3. Explorer ensemble la complexité du problème
Renouer le dialogue requiert de réintroduire des nuances dans les visions respectives des parties prenantes, sans nécessairement chercher à les faire changer d’avis. En effet, les conflits nous poussent dans des positions de plus en plus tranchées et réductrices. Cette réaction instinctive à la contradiction constitue un obstacle majeur à la sortie de crise : tant que nous rejetons l’adversaire en bloc, concéder la moindre avancée reste inenvisageable.
Il en découle un principe d’action bien connu des médiateurs : ne pas chercher à réduire la complexité d’une crise. Au contraire, celle-ci est une précieuse alliée. Plus les protagonistes admettront et saisiront cette complexité, plus ils accepteront d’écouter la partie opposée. Dans cet esprit la Fédération américaine des musiciens, engluée dans un conflit social dur, a utilisé l’outil de la carte mentale. Lors d’une séance de négociation, les protagonistes étaient invités à lister tous les problèmes économiques, culturels, politiques, familiaux, etc., qui découlaient de la mésentente entre les différents acteurs du secteur. Ensuite, ils devaient dessiner sur un grand panneau les relations entre ces diverses problématiques. Certes, chaque camp a gardé sa propre vision des liens de cause à effet, ainsi que des responsabilités imputables au camp opposé. Néanmoins, l’exercice a conduit chacun à identifier les interdépendances entre les multiples dimensions du problème. Cela les a conduits à exprimer leurs revendications de manière plus pondérée et constructive.
4. Rebondir sur les exemples positifs existants
Quelle que soit l’intensité d’un conflit, il existe presque toujours des « non-alignés » : des personnes ou des équipes qui parviennent à communiquer et à collaborer, malgré les clivages. L’existence même de ces exceptions démontre que le blocage n’a rien d’inéluctable.
Le principal enjeu consiste à repérer ces personnes : en général, elles s’efforcent de rester en dessous du radar.
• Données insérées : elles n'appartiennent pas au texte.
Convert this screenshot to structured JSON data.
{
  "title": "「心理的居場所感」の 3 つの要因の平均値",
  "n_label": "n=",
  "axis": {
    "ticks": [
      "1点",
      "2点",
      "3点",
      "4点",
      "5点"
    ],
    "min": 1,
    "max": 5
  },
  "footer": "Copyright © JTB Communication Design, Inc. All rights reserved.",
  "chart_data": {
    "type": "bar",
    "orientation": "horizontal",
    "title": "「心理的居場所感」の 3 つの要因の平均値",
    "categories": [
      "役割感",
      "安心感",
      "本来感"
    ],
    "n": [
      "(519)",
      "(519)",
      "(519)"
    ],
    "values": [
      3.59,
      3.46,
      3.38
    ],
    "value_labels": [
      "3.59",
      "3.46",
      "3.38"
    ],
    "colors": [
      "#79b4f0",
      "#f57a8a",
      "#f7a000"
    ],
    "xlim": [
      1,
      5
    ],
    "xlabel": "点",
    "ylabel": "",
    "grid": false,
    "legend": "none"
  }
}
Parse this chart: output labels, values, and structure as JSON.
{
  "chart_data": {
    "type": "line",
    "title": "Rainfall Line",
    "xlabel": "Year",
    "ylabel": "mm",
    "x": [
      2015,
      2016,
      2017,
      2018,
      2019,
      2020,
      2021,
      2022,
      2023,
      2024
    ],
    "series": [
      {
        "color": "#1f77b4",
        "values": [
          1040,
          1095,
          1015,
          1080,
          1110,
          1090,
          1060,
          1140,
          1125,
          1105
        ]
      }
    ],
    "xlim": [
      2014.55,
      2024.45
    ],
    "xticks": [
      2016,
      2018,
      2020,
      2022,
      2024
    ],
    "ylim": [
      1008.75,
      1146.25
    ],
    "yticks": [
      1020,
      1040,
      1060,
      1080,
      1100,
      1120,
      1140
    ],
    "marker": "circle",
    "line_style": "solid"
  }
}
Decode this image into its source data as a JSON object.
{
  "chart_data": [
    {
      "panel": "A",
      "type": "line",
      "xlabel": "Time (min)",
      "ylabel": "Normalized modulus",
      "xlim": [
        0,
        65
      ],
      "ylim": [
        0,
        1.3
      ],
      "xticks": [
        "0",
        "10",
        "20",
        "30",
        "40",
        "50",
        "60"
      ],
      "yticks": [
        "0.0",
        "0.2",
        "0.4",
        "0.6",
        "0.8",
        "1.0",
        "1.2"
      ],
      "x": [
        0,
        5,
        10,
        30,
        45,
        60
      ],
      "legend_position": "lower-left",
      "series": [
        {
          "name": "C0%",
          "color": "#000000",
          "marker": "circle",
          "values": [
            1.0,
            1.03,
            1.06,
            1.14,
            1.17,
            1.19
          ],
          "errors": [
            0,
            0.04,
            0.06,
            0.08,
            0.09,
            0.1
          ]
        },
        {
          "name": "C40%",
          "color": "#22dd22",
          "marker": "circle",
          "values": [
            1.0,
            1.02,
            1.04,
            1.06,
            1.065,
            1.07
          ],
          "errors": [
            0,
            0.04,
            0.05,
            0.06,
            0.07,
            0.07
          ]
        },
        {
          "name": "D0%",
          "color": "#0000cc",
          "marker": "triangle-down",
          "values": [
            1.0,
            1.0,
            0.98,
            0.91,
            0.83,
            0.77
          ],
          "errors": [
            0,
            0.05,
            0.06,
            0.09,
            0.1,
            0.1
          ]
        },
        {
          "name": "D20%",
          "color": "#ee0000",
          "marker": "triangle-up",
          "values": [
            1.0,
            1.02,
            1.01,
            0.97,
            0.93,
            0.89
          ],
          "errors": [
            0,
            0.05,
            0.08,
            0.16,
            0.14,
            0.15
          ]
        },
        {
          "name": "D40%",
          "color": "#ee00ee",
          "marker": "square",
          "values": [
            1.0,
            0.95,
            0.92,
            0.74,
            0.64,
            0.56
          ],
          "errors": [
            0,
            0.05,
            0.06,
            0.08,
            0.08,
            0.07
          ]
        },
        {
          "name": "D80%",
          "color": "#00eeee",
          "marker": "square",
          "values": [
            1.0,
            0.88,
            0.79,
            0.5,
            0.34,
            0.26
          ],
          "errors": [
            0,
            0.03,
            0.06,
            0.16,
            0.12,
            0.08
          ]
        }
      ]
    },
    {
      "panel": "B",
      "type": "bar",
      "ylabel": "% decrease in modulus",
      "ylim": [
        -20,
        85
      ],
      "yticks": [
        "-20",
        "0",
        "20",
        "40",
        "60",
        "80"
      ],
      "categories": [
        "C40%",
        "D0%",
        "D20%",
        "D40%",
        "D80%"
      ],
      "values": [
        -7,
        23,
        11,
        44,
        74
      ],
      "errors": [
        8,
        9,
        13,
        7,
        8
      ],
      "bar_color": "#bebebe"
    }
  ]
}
Leur discrétion est précisément ce qui leur permet de ne pas s’impliquer dans le conflit ! Pour les identifier, demandez-vous : Comment certaines équipes gèrent-elles plus efficacement le conflit ? Qui sont les personnes qui agissent comme des ponts ? Quelle est la dernière fois où le groupe a réussi à collaborer malgré les divergences ? Qui a fait le liant ? Comment ?
Une fois ces personnes ou ces groupes repérés, favorisez leur influence : faites-les rencontrer les autres acteurs, attribuez-leur des ressources, impliquez-les dans les projets transverses.